Vieira: Globalization’s drawbacks
December 7, 2020
Humans are creatures who learn by first observing, then mocking an action. Via this process we construct our identity as well; we carefully select values and morals that stand out to us and better reflect our own mind state and proceed to navigate through life with this baggage.
An individual can embody many identities, such as gender, race/ethnicity or sexual orientation, which allow us to be more complex human beings. Yet, as Dee Watts-Jones remarks, institutionalized identities also exist. Most people experience both privilege (though might not be aware) and subjugation (usually are aware), dictating in a very specific way how one experiences the world and the treatment this person is going to receive, ergo, proving that identity and social location are directly correlated. Somebody’s social location regards to where they stand in society, the position they occupy.
Tyler Jamison from the University of New Hampshire and Anthony G. James Jr. from the University of Miami defined it as “the combination of factors including gender, race, social class, age, ability, religion, sexual orientation and geographic location. This makes social location particular to each individual; that is, social location is not always exactly the same for any two individuals.”
As we further elaborate on the concept of social location, we begin to realize the importance of intersectionality and how there are several unique challenges women who intersect with more than one minoritized group face on a daily basis. Let’s put it this way: imagine society as a bus with a driver and passengers. The driver dictates in which direction the bus goes and how fast. While the passengers have a more passive role, they can see they’re going somewhere, but they don’t really have a say in it — all they can do is look out the window and watch the world go by. The bus metaphor serves to illustrate another controversial situation: globalization and its negative effects on women.
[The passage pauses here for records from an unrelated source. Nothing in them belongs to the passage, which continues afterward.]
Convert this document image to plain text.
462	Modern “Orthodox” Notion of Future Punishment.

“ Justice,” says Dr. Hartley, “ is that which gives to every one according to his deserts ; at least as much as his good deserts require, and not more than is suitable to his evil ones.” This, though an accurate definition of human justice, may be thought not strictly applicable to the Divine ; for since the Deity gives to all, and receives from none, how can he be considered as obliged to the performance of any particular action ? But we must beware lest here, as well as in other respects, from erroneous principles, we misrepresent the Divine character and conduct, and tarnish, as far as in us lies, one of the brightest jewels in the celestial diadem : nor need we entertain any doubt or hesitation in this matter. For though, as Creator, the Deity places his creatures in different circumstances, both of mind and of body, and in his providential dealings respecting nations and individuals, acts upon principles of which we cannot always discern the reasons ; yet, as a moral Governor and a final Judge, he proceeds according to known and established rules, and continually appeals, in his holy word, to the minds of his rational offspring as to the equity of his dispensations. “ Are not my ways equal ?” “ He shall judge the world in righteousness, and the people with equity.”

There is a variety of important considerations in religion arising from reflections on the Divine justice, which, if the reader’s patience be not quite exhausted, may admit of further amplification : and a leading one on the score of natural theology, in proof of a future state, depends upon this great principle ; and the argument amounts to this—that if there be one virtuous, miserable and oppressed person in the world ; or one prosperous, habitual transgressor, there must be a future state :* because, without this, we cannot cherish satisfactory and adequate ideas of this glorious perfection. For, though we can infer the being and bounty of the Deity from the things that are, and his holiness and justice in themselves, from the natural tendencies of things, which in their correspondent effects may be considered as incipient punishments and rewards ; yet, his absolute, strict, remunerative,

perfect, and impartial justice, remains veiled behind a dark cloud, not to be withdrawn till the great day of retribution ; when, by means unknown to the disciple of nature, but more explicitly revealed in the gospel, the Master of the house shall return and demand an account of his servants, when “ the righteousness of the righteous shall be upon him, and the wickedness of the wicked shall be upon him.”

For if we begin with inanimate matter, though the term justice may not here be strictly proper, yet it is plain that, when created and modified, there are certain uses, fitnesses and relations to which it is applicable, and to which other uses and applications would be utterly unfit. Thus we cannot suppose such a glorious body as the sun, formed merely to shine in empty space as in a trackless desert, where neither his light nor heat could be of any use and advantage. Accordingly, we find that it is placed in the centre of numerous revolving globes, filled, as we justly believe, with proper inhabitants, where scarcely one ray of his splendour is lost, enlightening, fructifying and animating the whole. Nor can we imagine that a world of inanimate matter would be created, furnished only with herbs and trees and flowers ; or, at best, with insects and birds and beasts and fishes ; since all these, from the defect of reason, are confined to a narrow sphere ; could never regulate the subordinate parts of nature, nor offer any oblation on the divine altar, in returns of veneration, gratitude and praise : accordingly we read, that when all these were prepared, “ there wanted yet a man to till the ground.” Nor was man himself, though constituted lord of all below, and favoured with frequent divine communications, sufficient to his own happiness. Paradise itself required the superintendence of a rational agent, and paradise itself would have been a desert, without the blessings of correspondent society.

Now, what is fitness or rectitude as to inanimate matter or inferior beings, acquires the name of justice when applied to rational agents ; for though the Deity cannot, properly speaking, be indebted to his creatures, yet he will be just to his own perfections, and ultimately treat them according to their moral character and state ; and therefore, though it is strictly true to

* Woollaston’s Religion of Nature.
Globalization, along with the world superpowers, embodies the role of the bus driver, as it acts as a connecting medium for the integration of political, economic and cultural systems while the helpless passengers are developing countries like Africa, Asia and Latin America. This raises the question: are countries not going to be able to make decisions on their own? Will they have to consult other countries (the bus driver) in order to choose what road to take to achieve advancement?
In addition to decision-making, individuals are also impacted by globalization when a country is integrated into the “world society,” hence, intensifying gender roles. The problem can be analyzed under three different lenses: economically, politically and culturally.
Economically speaking, globalization can lead to discrimination in favor of male workers and the marginalization of women in unpaid or informal labor. Women who work in low-wage sweatshops will become virtually invisible, and loss of income from traditional sources will cause dangerous impoverishment. Although we perceive these kinds of low-wage jobs as simple and repetitive, they are in effect extremely physically demanding, requiring inhumanely long shifts, inevitably forcing the woman to reconcile work and family life, often causing the neglect of children — but they have no choice. The oppression created by globalization on women is politically damaging for the gender, too, due to the exclusion from local politics and all but control when it comes to global matters.
In my opinion, what is ultimately harmed the most by globalization is culture. There is only so much “novelty” a certain culture can intake before it starts to lose its own identity, morphing into this new, constructed copycat. In her book “The Whole Woman,” Germaine Greer explains how “women face a contradiction. … Speechless women endure endless hardship, grief and pain in a world system that creates billions of losers for every handful of winners.”